- Cover art for the We'll Take Manhattan DVD
- Written by: John McKay
- Directed by: John McKay
- Starring: Karen Gillan; Aneurin Barnard; Helen McCrory; Frances Barber; Anna Chancellor; Allan Corduner; Robert Glenister; Alex Jennings; Natasha Little; Joseph May;
- Music by: Kevin Sargent
- Country of origin: United Kingdom
- Original language: English

Production
- Producer: Rebecca Hodgson
- Cinematography: Tim Palmer
- Editor: David Charap
- Running time: 89 minutes
- Production company: Kudos for BBC/Ovation

Original release
- Network: BBC Four
- Release: 26 January 2012

= We'll Take Manhattan (2012 film) =

We'll Take Manhattan is a British television film that tells the story of the extramarital affair between photographer David Bailey and model Jean Shrimpton, and their one-week photographic assignment in New York City for Vogue in 1962. Directed by John McKay, it stars Aneurin Barnard as Bailey and Karen Gillan as Shrimpton.

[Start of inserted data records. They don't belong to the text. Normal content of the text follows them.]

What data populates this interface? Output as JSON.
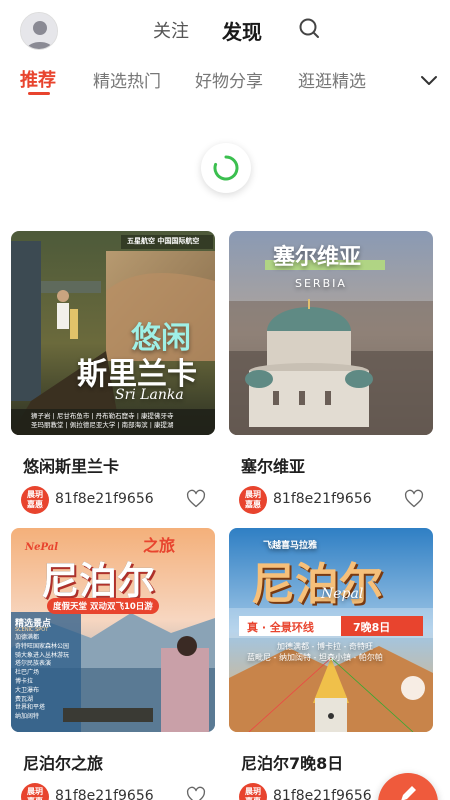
{
  "topnav": {
    "tabs": [
      {
        "label": "关注"
      },
      {
        "label": "发现"
      }
    ]
  },
  "categories": [
    "推荐",
    "精选热门",
    "好物分享",
    "逛逛精选"
  ],
  "cards": [
    {
      "title": "悠闲斯里兰卡",
      "author": "81f8e21f9656",
      "brand": "晨玥\n嘉惠",
      "image": {
        "badge": "五星航空 中国国际航空",
        "headline_1": "悠闲",
        "headline_2": "斯里兰卡",
        "script": "Sri Lanka",
        "footer": "狮子岩 | 尼甘布鱼市 | 丹布勒石窟寺 | 康提佛牙寺\n圣玛丽教堂 | 佩拉德尼亚大学 | 南部海滨 | 康提湖"
      }
    },
    {
      "title": "塞尔维亚",
      "author": "81f8e21f9656",
      "brand": "晨玥\n嘉惠",
      "image": {
        "headline": "塞尔维亚",
        "script": "SERBIA"
      }
    },
    {
      "title": "尼泊尔之旅",
      "author": "81f8e21f9656",
      "brand": "晨玥\n嘉惠",
      "image": {
        "script": "NePal",
        "headline": "尼泊尔",
        "suffix": "之旅",
        "banner": "度假天堂 双动双飞10日游",
        "spots_title": "精选景点",
        "spots_sub": "SCENIC SPOT",
        "spots": [
          "加德满都",
          "奇特旺国家森林公园",
          "骑大象进入丛林游玩",
          "塔尔民族表演",
          "杜巴广场",
          "博卡拉",
          "大卫瀑布",
          "费瓦湖",
          "世界和平塔",
          "纳加阔特"
        ]
      }
    },
    {
      "title": "尼泊尔7晚8日",
      "author": "81f8e21f9656",
      "brand": "晨玥\n嘉惠",
      "image": {
        "badge": "飞越喜马拉雅",
        "headline": "尼泊尔",
        "script": "Nepal",
        "banner_left": "真 · 全景环线",
        "banner_right": "7晚8日",
        "route_1": "加德满都 - 博卡拉 - 奇特旺",
        "route_2": "蓝毗尼 - 纳加阔特 - 坦森小镇 - 帕尔帕"
      }
    }
  ],
  "colors": {
    "accent": "#e8442e",
    "loader": "#3bbf4f"
  }
}
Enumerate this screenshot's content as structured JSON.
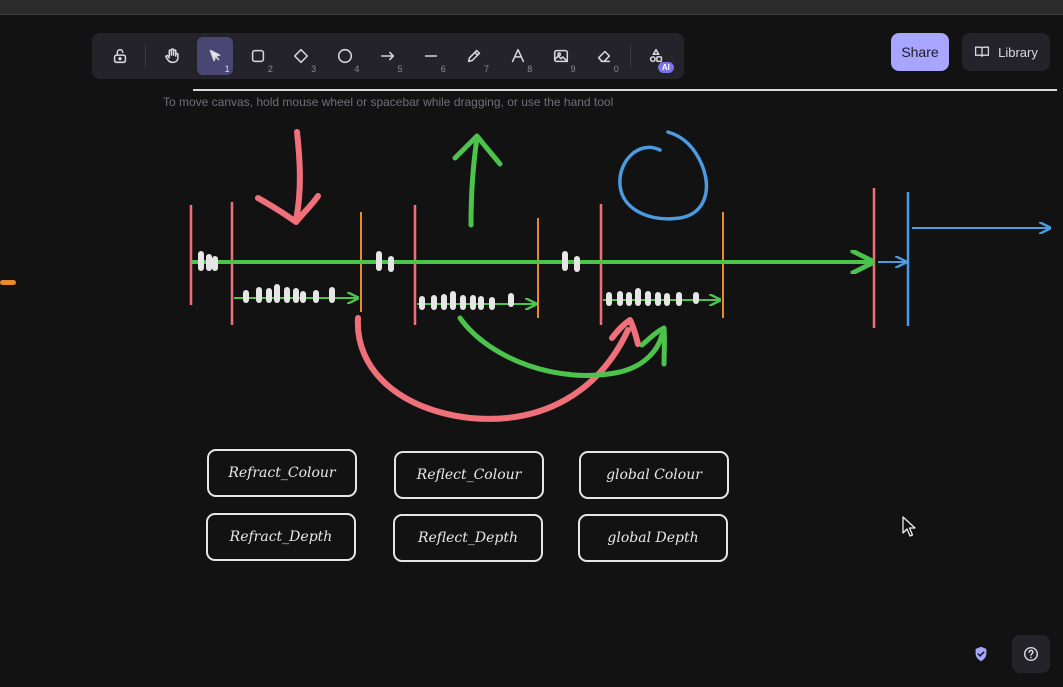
{
  "toolbar": {
    "tools": [
      {
        "name": "lock",
        "key": ""
      },
      {
        "name": "hand",
        "key": ""
      },
      {
        "name": "selection",
        "key": "1"
      },
      {
        "name": "rectangle",
        "key": "2"
      },
      {
        "name": "diamond",
        "key": "3"
      },
      {
        "name": "ellipse",
        "key": "4"
      },
      {
        "name": "arrow",
        "key": "5"
      },
      {
        "name": "line",
        "key": "6"
      },
      {
        "name": "draw",
        "key": "7"
      },
      {
        "name": "text",
        "key": "8"
      },
      {
        "name": "image",
        "key": "9"
      },
      {
        "name": "eraser",
        "key": "0"
      },
      {
        "name": "more-tools",
        "key": ""
      }
    ],
    "ai_badge": "AI",
    "active_tool": "selection"
  },
  "hint": "To move canvas, hold mouse wheel or spacebar while dragging, or use the hand tool",
  "share_label": "Share",
  "library_label": "Library",
  "canvas": {
    "boxes": [
      {
        "id": "refract-colour",
        "label": "Refract_Colour"
      },
      {
        "id": "reflect-colour",
        "label": "Reflect_Colour"
      },
      {
        "id": "global-colour",
        "label": "global Colour"
      },
      {
        "id": "refract-depth",
        "label": "Refract_Depth"
      },
      {
        "id": "reflect-depth",
        "label": "Reflect_Depth"
      },
      {
        "id": "global-depth",
        "label": "global Depth"
      }
    ]
  },
  "colors": {
    "red": "#f0707a",
    "green": "#4cc44c",
    "blue": "#4a9be0",
    "orange": "#e8892e",
    "accent": "#a8a5ff"
  }
}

The film was first broadcast on 26 January 2012 on BBC Four in the UK, and in the US on Ovation on 11 February 2012.

==Cast==
- Aneurin Barnard as David Bailey
- Karen Gillan as Jean Shrimpton
- Helen McCrory as Lady Rendlesham
- Frances Barber as Diana Vreeland
- Anna Chancellor as Lucie Clayton
- Allan Corduner as Alex Liberman
- Robert Glenister as Ted Shrimpton
- Natasha Little as Peggy Shrimpton
- Alex Jennings as John Parsons
- Joseph May as Larry Schwartz

==Production==

The film was shot in London and New York.

To recreate the 1962 Vogue cover shoot, the filmmakers used a variety of techniques, including using the same or near identical locations in Manhattan, as well as using a combination of props and computer-generated imagery.

==Soundtrack==

Jazz music, composed by Kevin Sargent, is used throughout the film, reflecting David Bailey's love for the genre. Dedicated themes accompany each of the main protagonists.

==Reception==

===Critical response===
Positive reviews lauded the performances of Aneurin Barnard, Karen Gillan, and Helen McCrory. The Arts Desk compared the film to 1960s period-themed shows like Mad Men and Pan Am, and also pointed out the presence of anachronisms in the film.

===Accolades===

The film received the award for Best European TV Drama at the Prix Europa awards in 2012.